Дьячок прекратил, наконец, свое «пастырское» обличение и за недостатком подлинного гнева замолк. Мы тоже молчали; стояла прежняя тишина и томительное молчание.

Вдруг на колокольне раздалось несколько ударов колокола.

Валявшаяся толпа вдруг поднялась, как один человек.

– Ишь! Вон как! все поднялись! – сказал дьячок. – Как же, все разобрать хочется!

Толпа поглядела, поглядела и улеглась опять.

– Видно, не разберешь, – сказал солдат, – с мякины-то.

– Да-а! Так нам и разбирать… Хоть бы бог дал и с тем справиться, что следует по твоей части, и то слава тебе господи, а то еще…

Дьячок не кончил.

Солнце начало подвигаться в нашу сторону; я поднялся с лавки и пошел во двор, сам не зная зачем.

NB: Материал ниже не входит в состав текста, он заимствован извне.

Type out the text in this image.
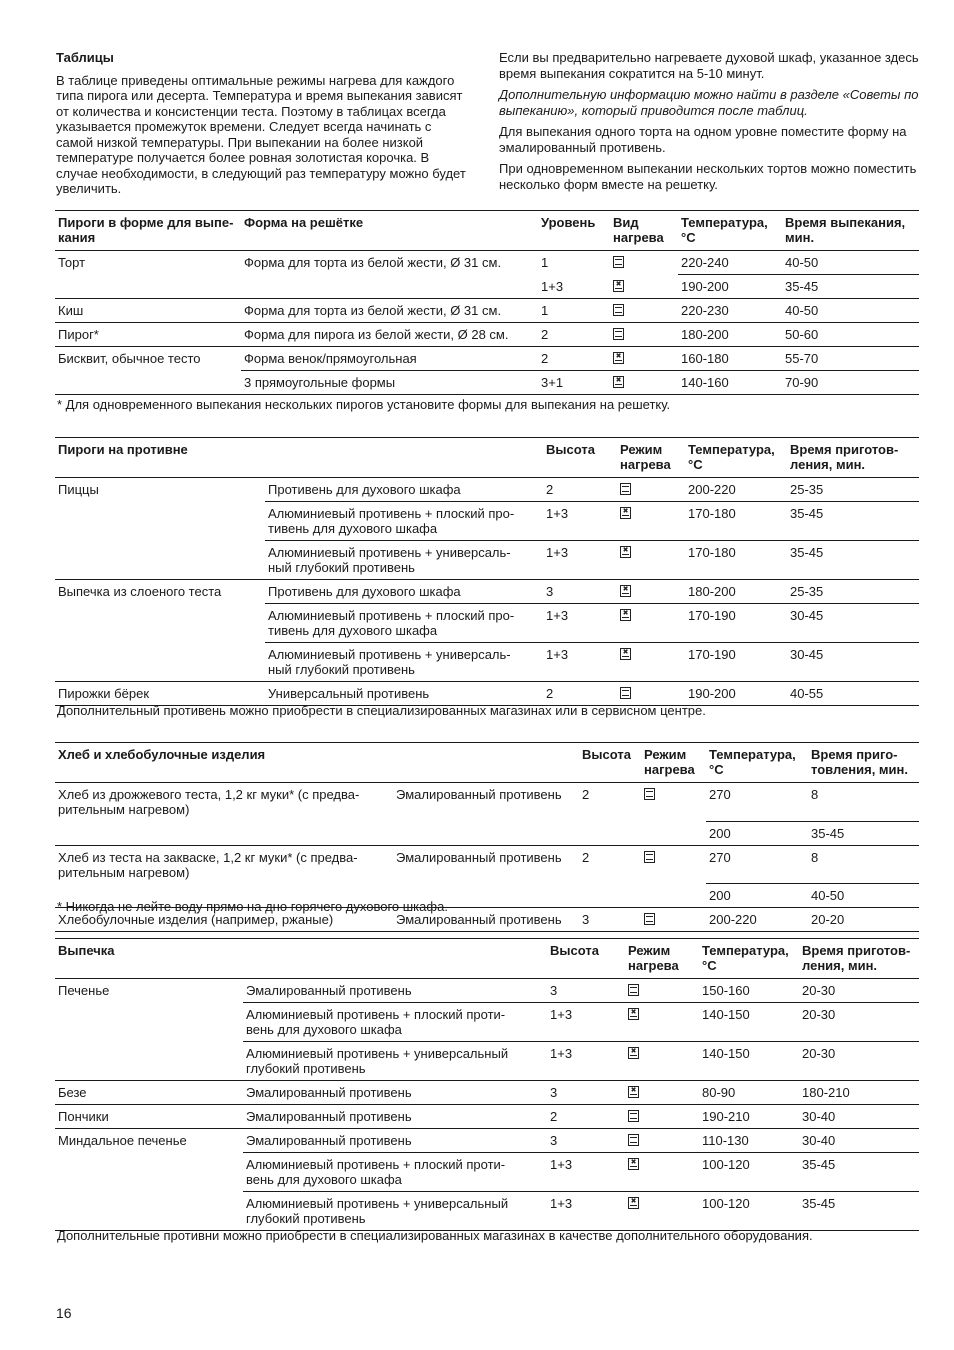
Таблицы

В таблице приведены оптимальные режимы нагрева для каждого типа пирога или десерта. Температура и время выпекания зависят от количества и консистенции теста. Поэтому в таблицах всегда указывается промежуток времени. Следует всегда начинать с самой низкой температуры. При выпекании на более низкой температуре получается более ровная золотистая корочка. В случае необходимости, в следующий раз температуру можно будет увеличить.

Если вы предварительно нагреваете духовой шкаф, указанное здесь время выпекания сократится на 5-10 минут.

Дополнительную информацию можно найти в разделе «Советы по выпеканию», который приводится после таблиц.

Для выпекания одного торта на одном уровне поместите форму на эмалированный противень.

При одновременном выпекании нескольких тортов можно поместить несколько форм вместе на решетку.

Пироги в форме для выпе-
кания	Форма на решётке	Уровень	Вид
нагрева	Температура,
°C	Время выпекания,
мин.
Торт	Форма для торта из белой жести, Ø 31 см.	1		220-240	40-50
		1+3	✖	190-200	35-45
Киш	Форма для торта из белой жести, Ø 31 см.	1		220-230	40-50
Пирог*	Форма для пирога из белой жести, Ø 28 см.	2		180-200	50-60
Бисквит, обычное тесто	Форма венок/прямоугольная	2	✖	160-180	55-70
	3 прямоугольные формы	3+1	✖	140-160	70-90
* Для одновременного выпекания нескольких пирогов установите формы для выпекания на решетку.
Пироги на противне		Высота	Режим
нагрева	Температура,
°C	Время приготов-
ления, мин.
Пиццы	Противень для духового шкафа	2		200-220	25-35
	Алюминиевый противень + плоский про-
тивень для духового шкафа	1+3	✖	170-180	35-45
	Алюминиевый противень + универсаль-
ный глубокий противень	1+3	✖	170-180	35-45
Выпечка из слоеного теста	Противень для духового шкафа	3	✖	180-200	25-35
	Алюминиевый противень + плоский про-
тивень для духового шкафа	1+3	✖	170-190	30-45
	Алюминиевый противень + универсаль-
ный глубокий противень	1+3	✖	170-190	30-45
Пирожки бёрек	Универсальный противень	2		190-200	40-55
Дополнительный противень можно приобрести в специализированных магазинах или в сервисном центре.
Хлеб и хлебобулочные изделия		Высота	Режим
нагрева	Температура,
°C	Время приго-
товления, мин.
Хлеб из дрожжевого теста, 1,2 кг муки* (с предва-
рительным нагревом)	Эмалированный противень	2		270	8
				200	35-45
Хлеб из теста на закваске, 1,2 кг муки* (с предва-
рительным нагревом)	Эмалированный противень	2		270	8
				200	40-50
Хлебобулочные изделия (например, ржаные)	Эмалированный противень	3		200-220	20-20
* Никогда не лейте воду прямо на дно горячего духового шкафа.
Выпечка		Высота	Режим
нагрева	Температура,
°C	Время приготов-
ления, мин.
Печенье	Эмалированный противень	3		150-160	20-30
	Алюминиевый противень + плоский проти-
вень для духового шкафа	1+3	✖	140-150	20-30
	Алюминиевый противень + универсальный
глубокий противень	1+3	✖	140-150	20-30
Безе	Эмалированный противень	3	✖	80-90	180-210
Пончики	Эмалированный противень	2		190-210	30-40
Миндальное печенье	Эмалированный противень	3		110-130	30-40
	Алюминиевый противень + плоский проти-
вень для духового шкафа	1+3	✖	100-120	35-45
	Алюминиевый противень + универсальный
глубокий противень	1+3	✖	100-120	35-45
Дополнительные противни можно приобрести в специализированных магазинах в качестве дополнительного оборудования.
16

– Вот как по-нонешнему-то! – в полусерьезном, полушутливом тоне говорила кухарка, сметавшая пыль с последних ступенек лестницы. – Маменька в церкви божией, а дочки тут балясы точат.

Сверху лестницы раздался смех.

– А тебе какое дело? – послышался девичий голос.

– Как какое? А на ком взыщется?.. Я ведь за вами смотреть приставлена? а вы что делаете?

– Разговаривали.

– Что же такое? – послышался голос Павлуши.

– В такое время нельзя балясничать, а надо идти в церкву, да!

– Ведь идем!

– Эва! когда уж шапки разбирают… Ох, девки, девки!

Я вошел на лестницу, тоже потому, что некуда было идти и незачем.

Молоденькая девушка, одетая в какое-то нелепого покроя и цвета праздничное платьице, с голыми по локоть худенькими руками и плечами, сбежала мне навстречу.

– Пойдем! – сказала она назад, и вместе с двумя другими девушками за ней появился Павлуша.

Все они побежали к воротам.

– Ты куда? – остановил было я его.

– К обедне! – второпях произнес он, догоняя девушек, и умчался вслед за ними. В этот день я не мог уж разыскать его.

Сидя на балконе постоялого двора, я смотрел опять на ту же молчаливую толпу и чувствовал, что в этом безмолвном, терпеливом ожидании ею чего-то было много истинной душевной теплоты и глубокой веры, постичь которую я, как человек, не знакомый вовсе с народной душою, решительно не мог. Я видел только эти серьезные, задумчивые лица мужиков и баб, терпеливо ждавших выноса мощей с шести часов утра до трех часов дня.

Я не буду изображать необыкновенного воодушевления, охватившего толпу, когда неожиданно раздался громкий, веселый звон и тронулся крестный ход. Я ничего этого не понимал.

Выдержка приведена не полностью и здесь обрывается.